Romans 5:1-5 Therefore, since we have been justified through faith, we have peace with God through our Lord Jesus Christ, through whom we have gained access by faith into this grace in which we now stand. And we rejoice in the hope of the glory of God. Not only so, but we also rejoice in our sufferings, because we know that suffering produces perseverance; perseverance, character; and character, hope. And hope does not disappoint us, because God has poured out his love into our hearts by the Holy Spirit, whom he has given us.

Mr. Booth was talking about how the previous chapter talks about the essence of the gospel: justification through faith, as exemplified in the life of Abraham (which, by the way, I love, since Abraham’s faith showcases that someone who doesn’t have a history of faith, doesn’t live among people of faith, can change). Paul continues in chapter 5 with the hope we have of what’s to come–the glory of God. And then we have what’s sandwiched in between conversion and the hope to come: this life, “rejoic[ing] in our sufferings.”

I certainly have not had nearly as many sufferings as lots of people, however, I have found that my own personal sufferings are usually enough for me. The current round of doctor appointments with perpetual puzzlement as to why my body won’t respond to treatment has been more than enough. Frankly, I’ve been struggling not to give in to discouragement and despair (contrary to Joshua 1:6-9).

But I love this anchor that Paul returns to. We can rejoice in the midst of our sufferings because we are so blessed to know that God has a purpose somewhere . . . that our loving Father has allowed these sufferings, rather than some random occurrence. And that in the midst of suffering, we grow.

I often find myself feeling like I’m paddling upstream, fighting against overwhelming circumstances.
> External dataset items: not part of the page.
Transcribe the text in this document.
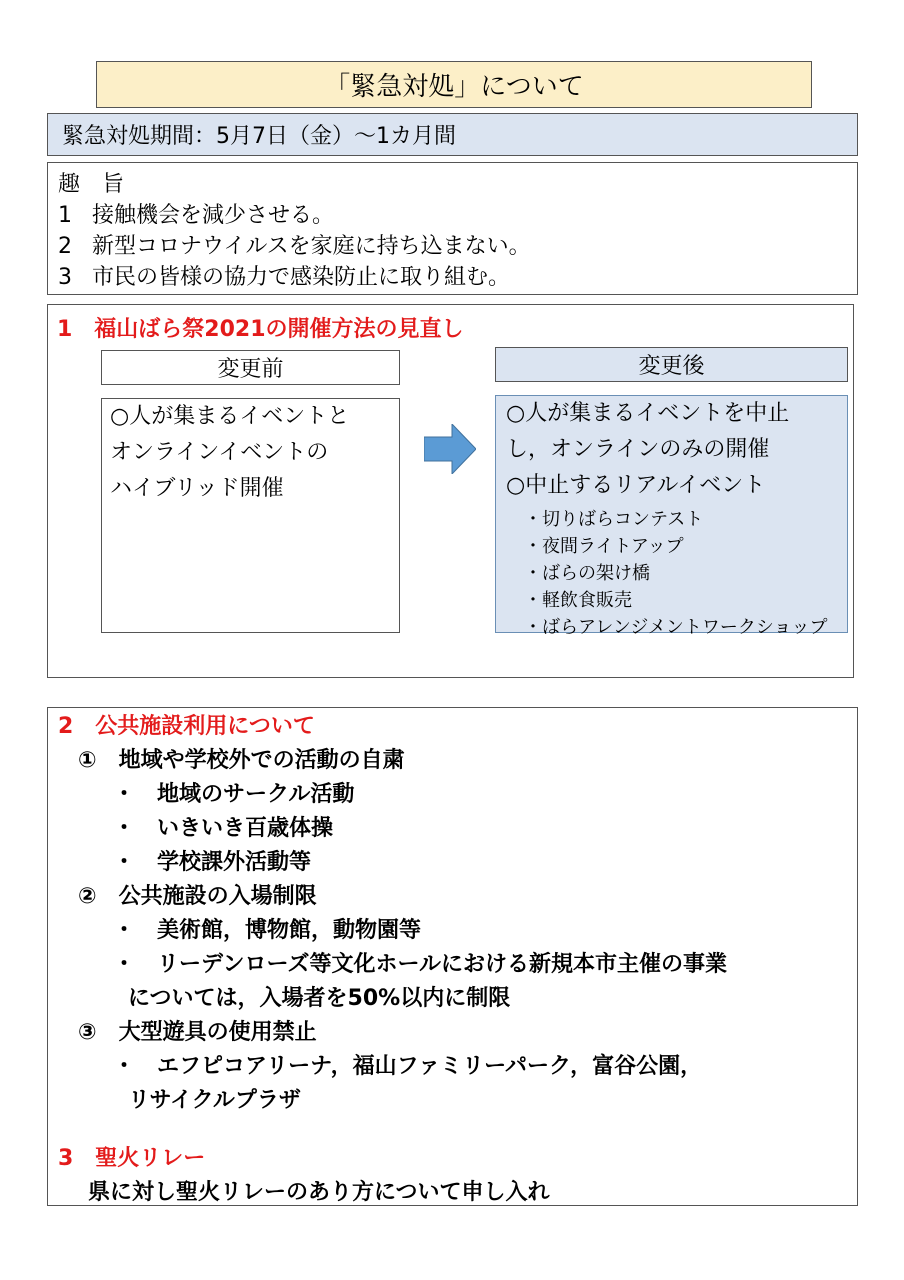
「緊急対処」について
緊急対処期間：5月7日（金）～1カ月間
趣　旨
1 接触機会を減少させる。
2 新型コロナウイルスを家庭に持ち込まない。
3 市民の皆様の協力で感染防止に取り組む。
1　福山ばら祭2021の開催方法の見直し
変更前	変更後
○人が集まるイベントと
オンラインイベントの
ハイブリッド開催
○人が集まるイベントを中止
し，オンラインのみの開催
○中止するリアルイベント
・切りばらコンテスト
・夜間ライトアップ
・ばらの架け橋
・軽飲食販売
・ばらアレンジメントワークショップ
2　公共施設利用について
①　地域や学校外での活動の自粛
・　地域のサークル活動
・　いきいき百歳体操
・　学校課外活動等
②　公共施設の入場制限
・　美術館，博物館，動物園等
・　リーデンローズ等文化ホールにおける新規本市主催の事業
については，入場者を50%以内に制限
③　大型遊具の使用禁止
・　エフピコアリーナ，福山ファミリーパーク，富谷公園，
リサイクルプラザ
3　聖火リレー
県に対し聖火リレーのあり方について申し入れ
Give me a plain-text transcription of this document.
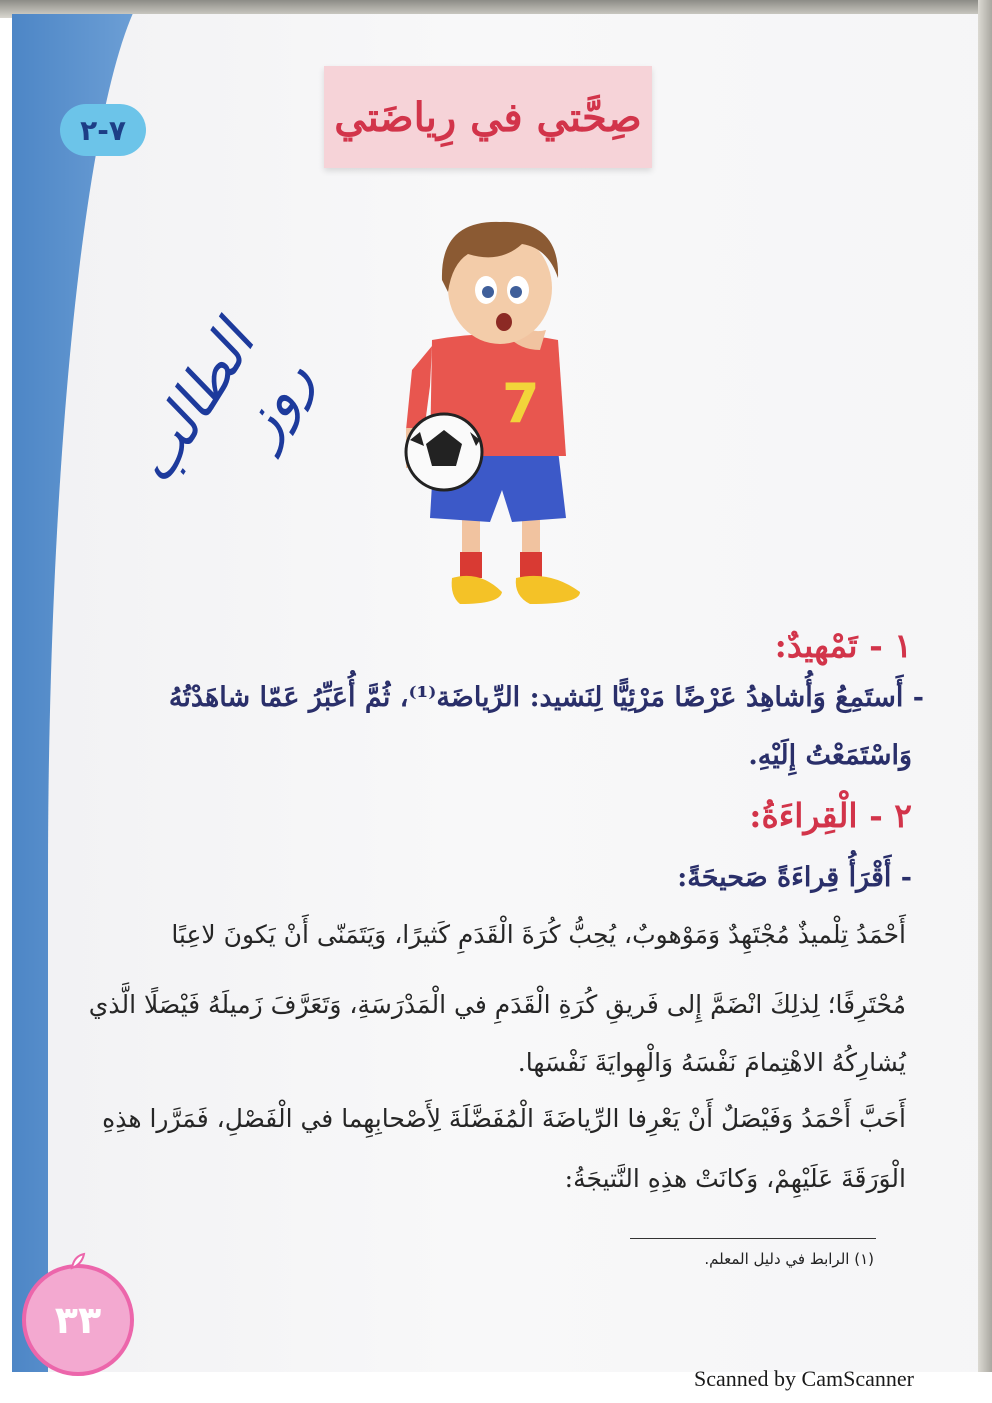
٧-٢	صِحَّتي في رِياضَتي
7
الطالب روز
١ - تَمْهيدٌ:
- أَستَمِعُ وَأُشاهِدُ عَرْضًا مَرْئِيًّا لِنَشيد: الرِّياضَة⁽¹⁾، ثُمَّ أُعَبِّرُ عَمّا شاهَدْتُهُ
وَاسْتَمَعْتُ إِلَيْهِ.
٢ - الْقِراءَةُ:
- أَقْرَأُ قِراءَةً صَحيحَةً:
أَحْمَدُ تِلْميذٌ مُجْتَهِدٌ وَمَوْهوبٌ، يُحِبُّ كُرَةَ الْقَدَمِ كَثيرًا، وَيَتَمَنّى أَنْ يَكونَ لاعِبًا
مُحْتَرِفًا؛ لِذلِكَ انْضَمَّ إِلى فَريقِ كُرَةِ الْقَدَمِ في الْمَدْرَسَةِ، وَتَعَرَّفَ زَميلَهُ فَيْصَلًا الَّذي
يُشارِكُهُ الاهْتِمامَ نَفْسَهُ وَالْهِوايَةَ نَفْسَها.
أَحَبَّ أَحْمَدُ وَفَيْصَلٌ أَنْ يَعْرِفا الرِّياضَةَ الْمُفَضَّلَةَ لِأَصْحابِهِما في الْفَصْلِ، فَمَرَّرا هذِهِ
الْوَرَقَةَ عَلَيْهِمْ، وَكانَتْ هذِهِ النَّتيجَةُ:
(١) الرابط في دليل المعلم.
٣٣
Scanned by CamScanner
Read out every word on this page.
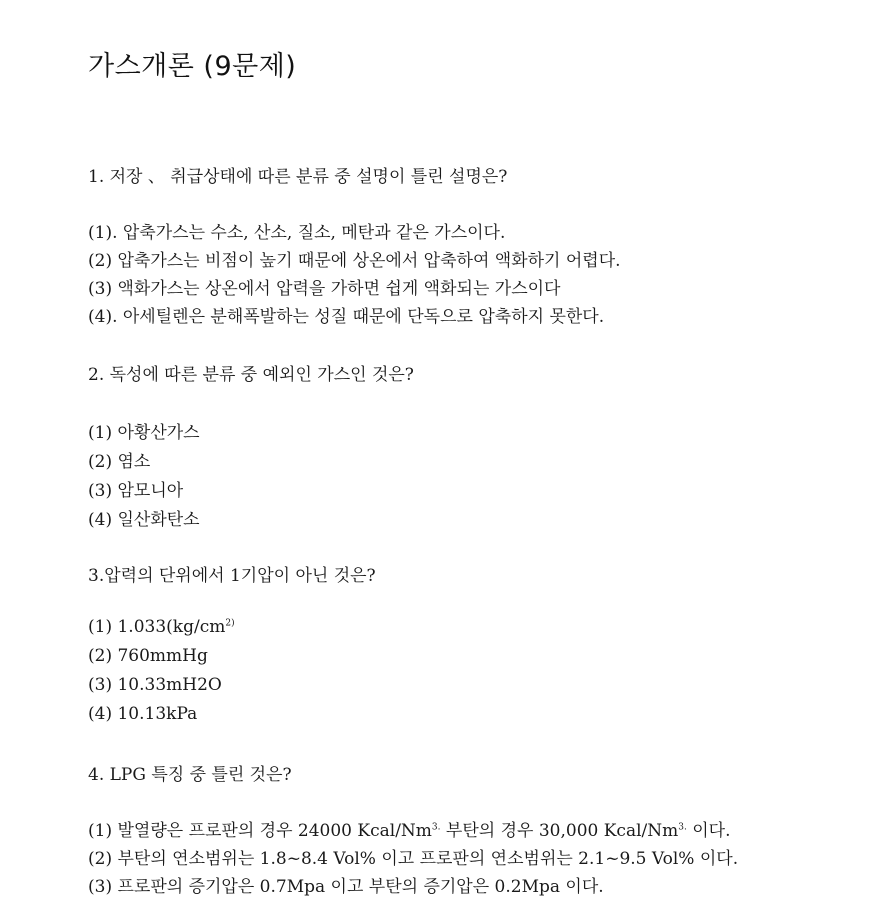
가스개론 (9문제)
1. 저장 、 취급상태에 따른 분류 중 설명이 틀린 설명은?
(1). 압축가스는 수소, 산소, 질소, 메탄과 같은 가스이다.
(2) 압축가스는 비점이 높기 때문에 상온에서 압축하여 액화하기 어렵다.
(3) 액화가스는 상온에서 압력을 가하면 쉽게 액화되는 가스이다
(4). 아세틸렌은 분해폭발하는 성질 때문에 단독으로 압축하지 못한다.
2. 독성에 따른 분류 중 예외인 가스인 것은?
(1) 아황산가스
(2) 염소
(3) 암모니아
(4) 일산화탄소
3.압력의 단위에서 1기압이 아닌 것은?
(1) $1.033(kg/cm^{2)}$
(2) 760mmHg
(3) 10.33mH2O
(4) 10.13kPa
4. LPG 특징 중 틀린 것은?
(1) 발열량은 프로판의 경우 24000 Kcal/$Nm^{3.}$ 부탄의 경우 30,000 Kcal/$Nm^{3.}$ 이다.
(2) 부탄의 연소범위는 1.8~8.4 Vol% 이고 프로판의 연소범위는 2.1~9.5 Vol% 이다.
(3) 프로판의 증기압은 0.7Mpa 이고 부탄의 증기압은 0.2Mpa 이다.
I’m not daily accepting this is where God has me right now and then looking for what He wants to do. I’m so focused on trying to change my circumstances that I miss the opportunities for growth and joy.

Mr. Booth’s point was that rejoicing in suffering requires a similar intentional inaction that we rely on for salvation. When we’re first saved we throw ourselves on Christ’s sacrifice. In salvation we can (often reluctantly) do the nothing required. Yet in the midst of suffering, we struggle against the suffering. I want to be a woman who can put my faith firmly in the Holy Spirit’s abilities to transform me into Christ’s image in the midst of this life. I want to be able to rest and revel in the journey because of God’s presence, rather than fighting with my suffering. God, change my heart to be able to do nothing and leave the everything to You!